Ведь музей сегодня целый день не работает, она просто пошутила.
Лера сразу изменилась в лице. Зачем я нагрубил? Я знаю зачем, вернее, почему, но мне не хватает сил ей это объяснить. Когда мы спускаемся в подземный переход, она смотрит под ноги на ступеньки и зло говорит:
– Дебил, блять.
Когда мы поднимаемся из подземного перехода к Спасу на Крови, она начинает плакать. Я пытаюсь ее обнять, протискиваясь меж отталкивающих меня рук, зная, что она должна прекратить, потому что иначе я не смогу. Наконец прижимаю ее и долго крепко держу, пока рыдания не прекращаются, и вместе с ними не уходит мой страх, что я зареву тоже.
Продолжаем гулять, оба расстроены и не говорим друг с другом. Молчим не из-за злости, а из-за грусти. Шатаемся по улицам, заходим в две кофейни, в обеих выпив по чашке кофе и съев десерт. Если наши взгляды встречаются, мы улыбаемся, делая вид, что все нормально и нисколько не напряжно. Спустя пару часов возвращаемся к бабе.
Туманом расходится по комнате теплый свет бра. Мы лежим на животах на диване и слушаем бабушку, которая сидит на компьютерном стуле и разговаривает с Лерой. Она рассказывает ей про мое детство, о том, как называла меня «изюм» из-за маленьких темных глаз, как учила меня читать. Довольно быстро ее монолог переходит к студентам. В последние годы любой разговор с ней рано или поздно приходит к ним. Она говорит кому стоило бы побольше заниматься, кто ей нравится, а кого надо выгнать; делится названием пьесы, которую собирается ставить с ними, когда они будут старше, и говорит, чтобы я ее прочел.

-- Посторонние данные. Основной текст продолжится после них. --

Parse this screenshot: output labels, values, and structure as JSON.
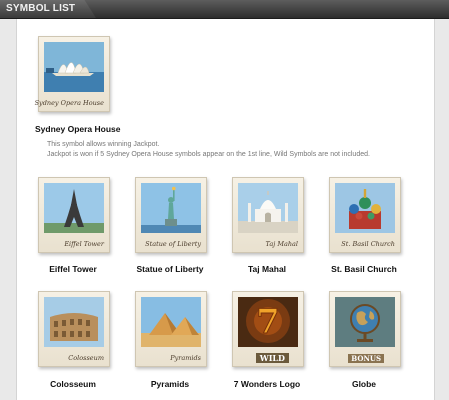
{
  "header": {
    "title": "SYMBOL LIST"
  },
  "jackpot": {
    "name": "Sydney Opera House",
    "caption": "Sydney Opera House",
    "desc_line1": "This symbol allows winning Jackpot.",
    "desc_line2": "Jackpot is won if 5 Sydney Opera House symbols appear on the 1st line, Wild Symbols are not included."
  },
  "symbols": [
    {
      "name": "Eiffel Tower",
      "caption": "Eiffel Tower"
    },
    {
      "name": "Statue of Liberty",
      "caption": "Statue of Liberty"
    },
    {
      "name": "Taj Mahal",
      "caption": "Taj Mahal"
    },
    {
      "name": "St. Basil Church",
      "caption": "St. Basil Church"
    },
    {
      "name": "Colosseum",
      "caption": "Colosseum"
    },
    {
      "name": "Pyramids",
      "caption": "Pyramids"
    },
    {
      "name": "7 Wonders Logo",
      "caption": "WILD",
      "art_label": "7"
    },
    {
      "name": "Globe",
      "caption": "BONUS"
    }
  ],
  "colors": {
    "header_bg": "#3a3a3a",
    "card_bg": "#f1ebdc",
    "sky": "#7fb6d8",
    "wild_orange": "#e07a1a"
  }
}
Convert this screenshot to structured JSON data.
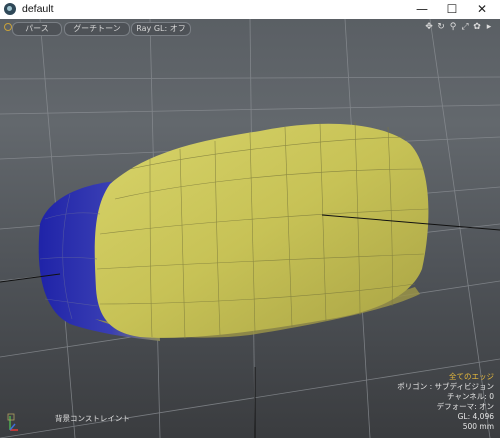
{
  "window": {
    "title": "default",
    "minimize_symbol": "—",
    "maximize_symbol": "☐",
    "close_symbol": "✕"
  },
  "viewport": {
    "toolbar": {
      "view_mode": "パース",
      "shading_mode": "グーチトーン",
      "raygl": "Ray GL: オフ"
    },
    "nav_icons": [
      "move-view-icon",
      "rotate-view-icon",
      "zoom-view-icon",
      "fit-view-icon",
      "settings-icon",
      "expand-arrow-icon"
    ],
    "background_label": "背景コンストレイント",
    "stats": {
      "selection": "全てのエッジ",
      "polygons": "ポリゴン : サブディビジョン",
      "channels": "チャンネル: 0",
      "deformers": "デフォーマ: オン",
      "gl": "GL: 4,096",
      "scale": "500 mm"
    }
  },
  "colors": {
    "mesh_yellow": "#c8c256",
    "mesh_blue": "#2a2fb0",
    "highlight": "#e6b93c"
  }
}
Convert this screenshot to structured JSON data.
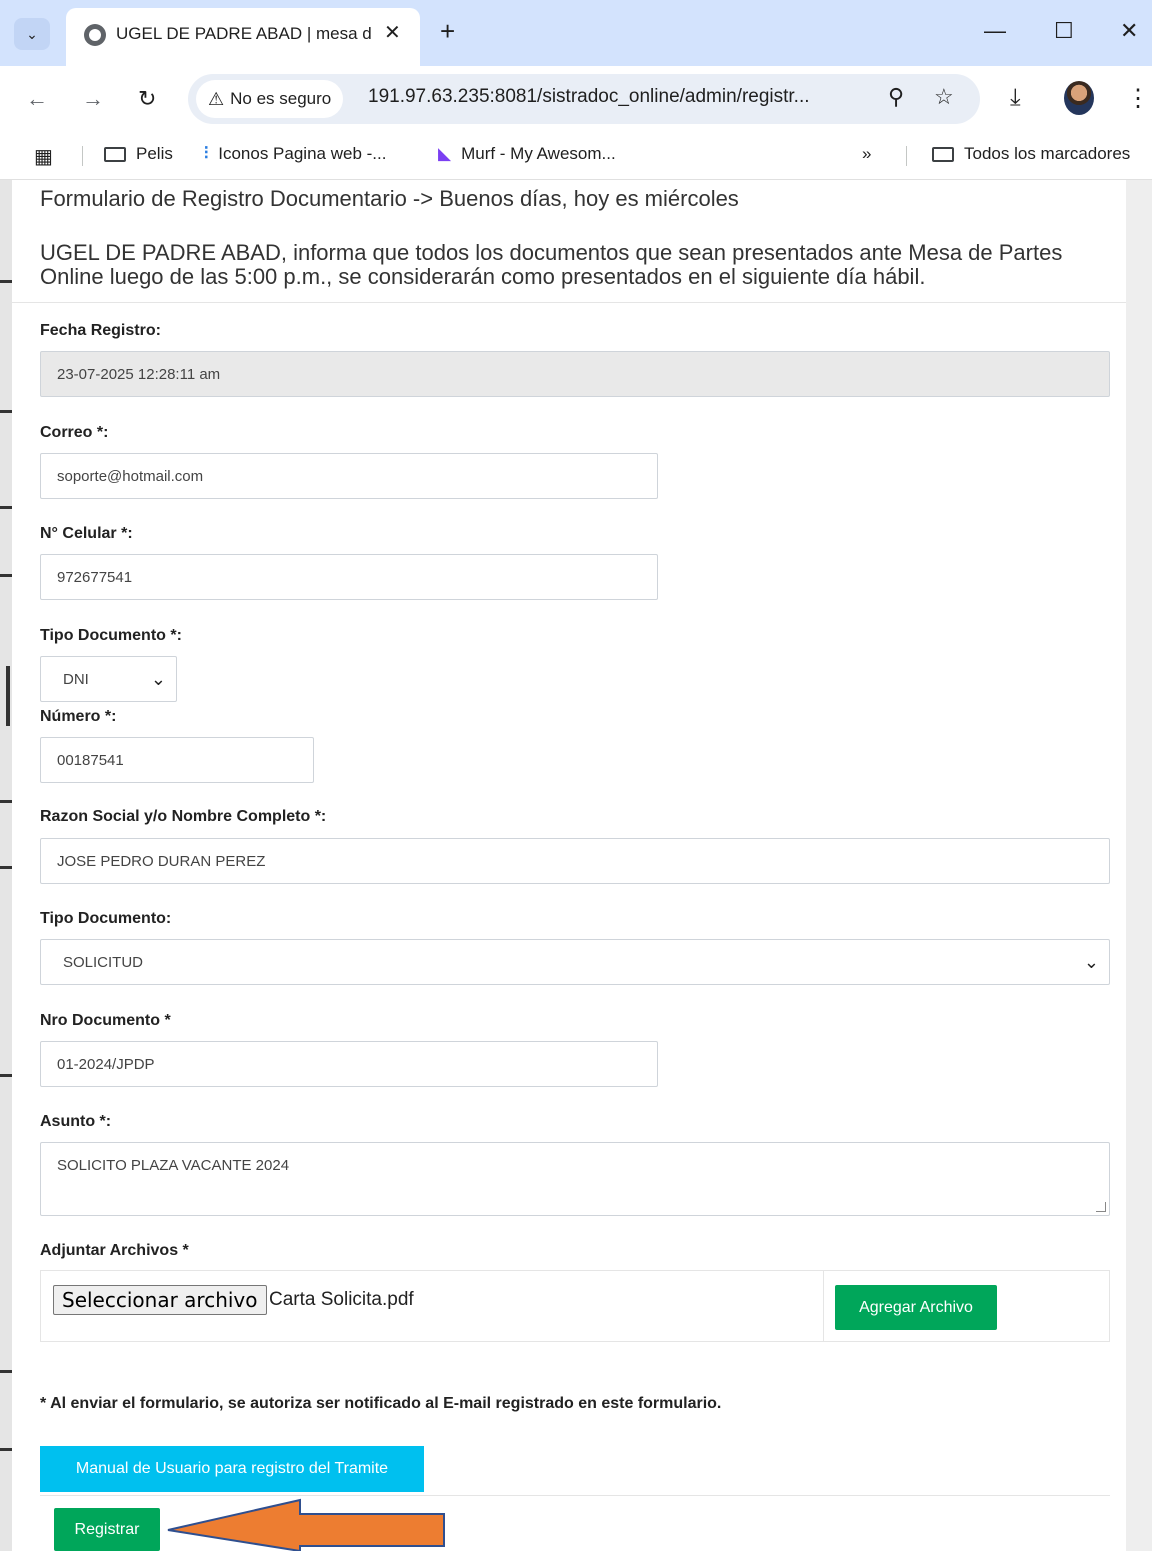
{
  "browser": {
    "tab_title": "UGEL DE PADRE ABAD | mesa d",
    "security_label": "No es seguro",
    "url": "191.97.63.235:8081/sistradoc_online/admin/registr...",
    "bookmarks": [
      "Pelis",
      "Iconos Pagina web -...",
      "Murf - My Awesom..."
    ],
    "overflow": "»",
    "all_bookmarks": "Todos los marcadores"
  },
  "page": {
    "header": "Formulario de Registro Documentario -> Buenos días, hoy es miércoles",
    "notice_line1": "UGEL DE PADRE ABAD, informa que todos los documentos que sean presentados ante Mesa de Partes",
    "notice_line2": "Online luego de las 5:00 p.m., se considerarán como presentados en el siguiente día hábil."
  },
  "form": {
    "fecha_label": "Fecha Registro:",
    "fecha_value": "23-07-2025 12:28:11 am",
    "correo_label": "Correo *:",
    "correo_value": "soporte@hotmail.com",
    "celular_label": "N° Celular *:",
    "celular_value": "972677541",
    "tipo_doc_id_label": "Tipo Documento *:",
    "tipo_doc_id_value": "DNI",
    "numero_label": "Número *:",
    "numero_value": "00187541",
    "razon_label": "Razon Social y/o Nombre Completo *:",
    "razon_value": "JOSE PEDRO DURAN PEREZ",
    "tipo_doc_label": "Tipo Documento:",
    "tipo_doc_value": "SOLICITUD",
    "nro_doc_label": "Nro Documento *",
    "nro_doc_value": "01-2024/JPDP",
    "asunto_label": "Asunto *:",
    "asunto_value": "SOLICITO PLAZA VACANTE 2024",
    "adjuntar_label": "Adjuntar Archivos *",
    "file_button": "Seleccionar archivo",
    "file_name": "Carta Solicita.pdf",
    "add_file_button": "Agregar Archivo",
    "note": "* Al enviar el formulario, se autoriza ser notificado al E-mail registrado en este formulario.",
    "manual_button": "Manual de Usuario para registro del Tramite",
    "submit_button": "Registrar"
  },
  "colors": {
    "green": "#00a65a",
    "cyan": "#00c0ef",
    "arrow": "#ed7d31"
  }
}
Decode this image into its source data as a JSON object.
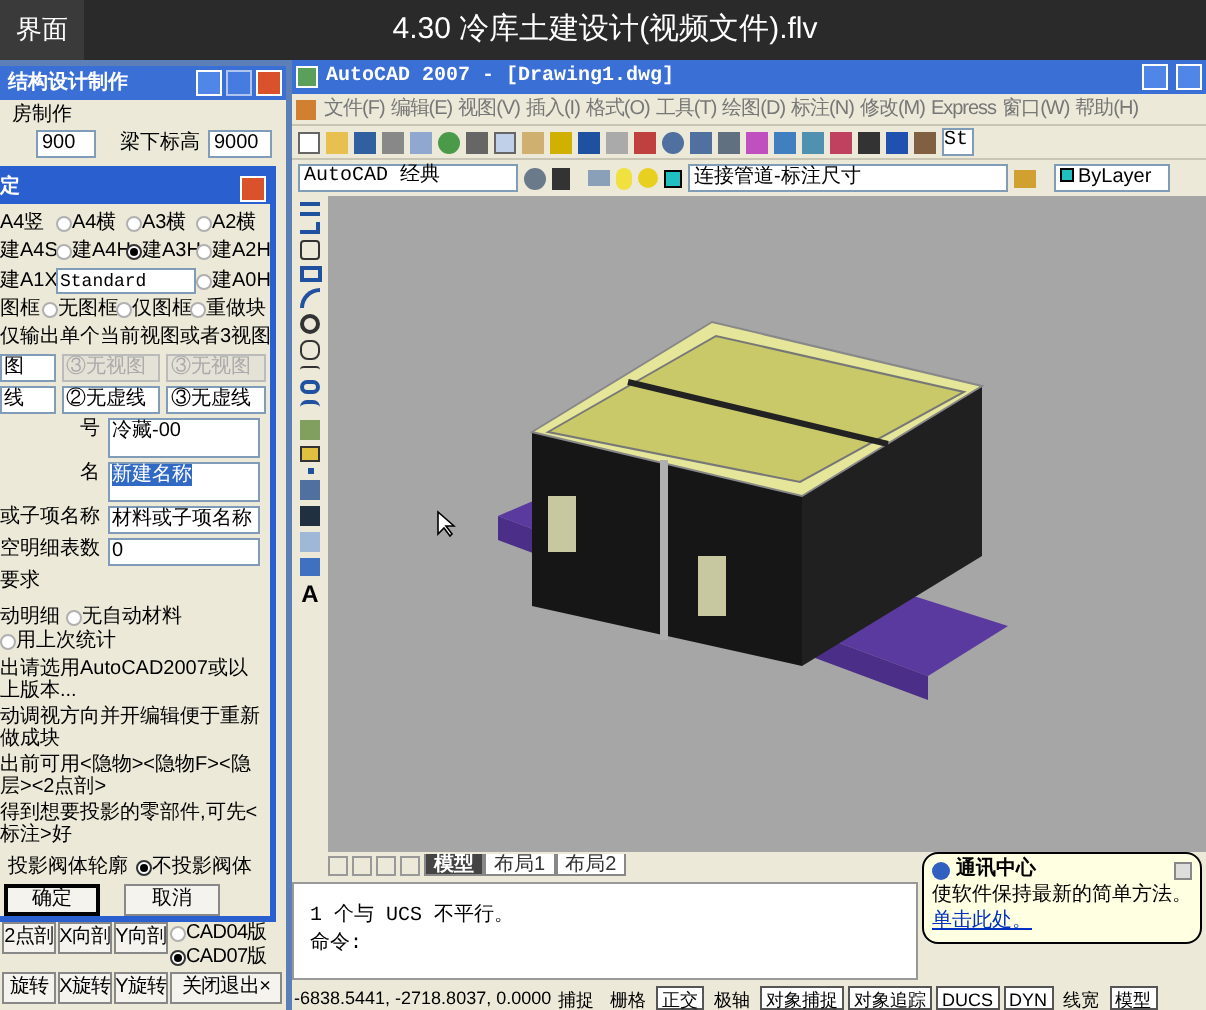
{
  "player": {
    "tab": "界面",
    "title": "4.30 冷库土建设计(视频文件).flv"
  },
  "structure_window": {
    "title": "结构设计制作",
    "group_label": "房制作",
    "value_1": "900",
    "label": "梁下标高",
    "value_2": "9000",
    "buttons": [
      {
        "label": "2点剖"
      },
      {
        "label": "X向剖"
      },
      {
        "label": "Y向剖"
      },
      {
        "label": "旋转"
      },
      {
        "label": "X旋转"
      },
      {
        "label": "Y旋转"
      },
      {
        "label": "关闭退出×"
      }
    ],
    "version_options": [
      {
        "label": "CAD04版",
        "selected": false
      },
      {
        "label": "CAD07版",
        "selected": true
      }
    ]
  },
  "dialog": {
    "title": "定",
    "paper_rows": [
      [
        {
          "kind": "label",
          "label": "A4竖"
        },
        {
          "kind": "radio",
          "label": "A4横",
          "selected": false
        },
        {
          "kind": "radio",
          "label": "A3横",
          "selected": false
        },
        {
          "kind": "radio",
          "label": "A2横",
          "selected": false
        }
      ],
      [
        {
          "kind": "label",
          "label": "建A4S"
        },
        {
          "kind": "radio",
          "label": "建A4H",
          "selected": false
        },
        {
          "kind": "radio",
          "label": "建A3H",
          "selected": true
        },
        {
          "kind": "radio",
          "label": "建A2H",
          "selected": false
        }
      ],
      [
        {
          "kind": "label",
          "label": "建A1X"
        },
        {
          "kind": "dropdown",
          "value": "Standard"
        },
        {
          "kind": "radio",
          "label": "建A0H",
          "selected": false
        }
      ]
    ],
    "frame_options": [
      {
        "kind": "label",
        "label": "图框"
      },
      {
        "kind": "radio",
        "label": "无图框",
        "selected": false
      },
      {
        "kind": "radio",
        "label": "仅图框",
        "selected": false
      },
      {
        "kind": "radio",
        "label": "重做块",
        "selected": false
      }
    ],
    "view_caption": "仅输出单个当前视图或者3视图",
    "view_dropdowns": [
      [
        {
          "value": "图",
          "disabled": false
        },
        {
          "value": "③无视图",
          "disabled": true
        },
        {
          "value": "③无视图",
          "disabled": true
        }
      ],
      [
        {
          "value": "线",
          "disabled": false
        },
        {
          "value": "②无虚线",
          "disabled": false
        },
        {
          "value": "③无虚线",
          "disabled": false
        }
      ]
    ],
    "fields": [
      {
        "label": "号",
        "value": "冷藏-00",
        "kind": "multiline",
        "highlighted": false
      },
      {
        "label": "名",
        "value": "新建名称",
        "kind": "multiline",
        "highlighted": true
      },
      {
        "label": "或子项名称",
        "value": "材料或子项名称",
        "kind": "single",
        "highlighted": false
      },
      {
        "label": "空明细表数",
        "value": "0",
        "kind": "single",
        "highlighted": false
      }
    ],
    "requirement_label": "要求",
    "material_options": [
      {
        "kind": "label",
        "label": "动明细"
      },
      {
        "kind": "radio",
        "label": "无自动材料",
        "selected": false
      },
      {
        "kind": "radio",
        "label": "用上次统计",
        "selected": false
      }
    ],
    "notes": [
      "出请选用AutoCAD2007或以上版本...",
      "动调视方向并开编辑便于重新做成块",
      "出前可用<隐物><隐物F><隐层><2点剖>",
      "得到想要投影的零部件,可先<标注>好"
    ],
    "projection_options": [
      {
        "kind": "label",
        "label": "投影阀体轮廓"
      },
      {
        "kind": "radio",
        "label": "不投影阀体",
        "selected": true
      }
    ],
    "buttons": [
      "确定",
      "取消"
    ]
  },
  "acad": {
    "title": "AutoCAD 2007 - [Drawing1.dwg]",
    "menus": [
      "文件(F)",
      "编辑(E)",
      "视图(V)",
      "插入(I)",
      "格式(O)",
      "工具(T)",
      "绘图(D)",
      "标注(N)",
      "修改(M)",
      "Express",
      "窗口(W)",
      "帮助(H)"
    ],
    "style_field": "St",
    "workspace": "AutoCAD 经典",
    "layer": "连接管道-标注尺寸",
    "color_setting": "ByLayer",
    "text_tool": "A",
    "layout_tabs": [
      {
        "label": "模型",
        "selected": true
      },
      {
        "label": "布局1",
        "selected": false
      },
      {
        "label": "布局2",
        "selected": false
      }
    ],
    "command_lines": [
      "1 个与 UCS 不平行。",
      "命令:"
    ],
    "coordinates": "-6838.5441, -2718.8037, 0.0000",
    "status_toggles": [
      {
        "label": "捕捉",
        "on": false
      },
      {
        "label": "栅格",
        "on": false
      },
      {
        "label": "正交",
        "on": true
      },
      {
        "label": "极轴",
        "on": false
      },
      {
        "label": "对象捕捉",
        "on": true
      },
      {
        "label": "对象追踪",
        "on": true
      },
      {
        "label": "DUCS",
        "on": true
      },
      {
        "label": "DYN",
        "on": true
      },
      {
        "label": "线宽",
        "on": false
      },
      {
        "label": "模型",
        "on": true
      }
    ],
    "balloon": {
      "title": "通讯中心",
      "text": "使软件保持最新的简单方法。",
      "link": "单击此处。"
    }
  }
}
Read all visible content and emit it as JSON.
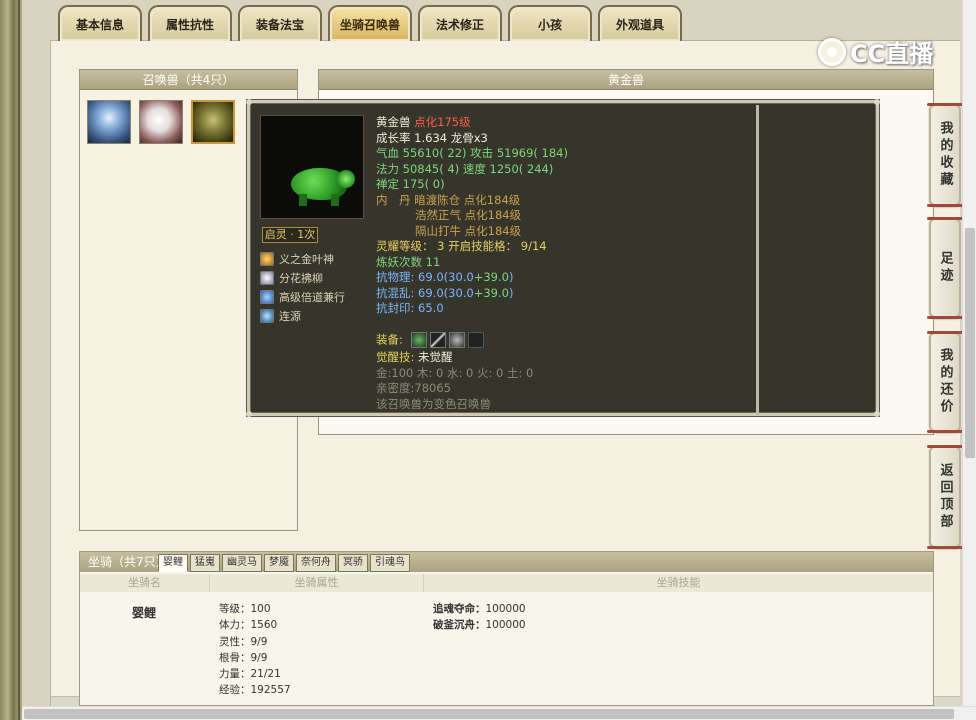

Пока бабушка рассказывает, я подхожу к окну, за которым все так же моросит снег. Чувствую ногами жар от батарей. На подоконнике расставлены цветы, и, заметив, что я их рассматриваю, бабушка вспоминает и с гордостью говорит Лере, что построила этим летом дачный дом.
– Маленький, даже не дом, а так, домишка. Мне одной куда больно-то большой? Да, Сав? Весной сирени разной насажу и хватит с меня. Я не огородница, Лер, помидоры с огурцами и в магазине есть. Хочу просто, чтобы утром просыпаться, а в окне сирень, – она замолкает, улыбаясь и видя перед собой это окно. – А осенью буду облепиху собирать, в чай заваривать.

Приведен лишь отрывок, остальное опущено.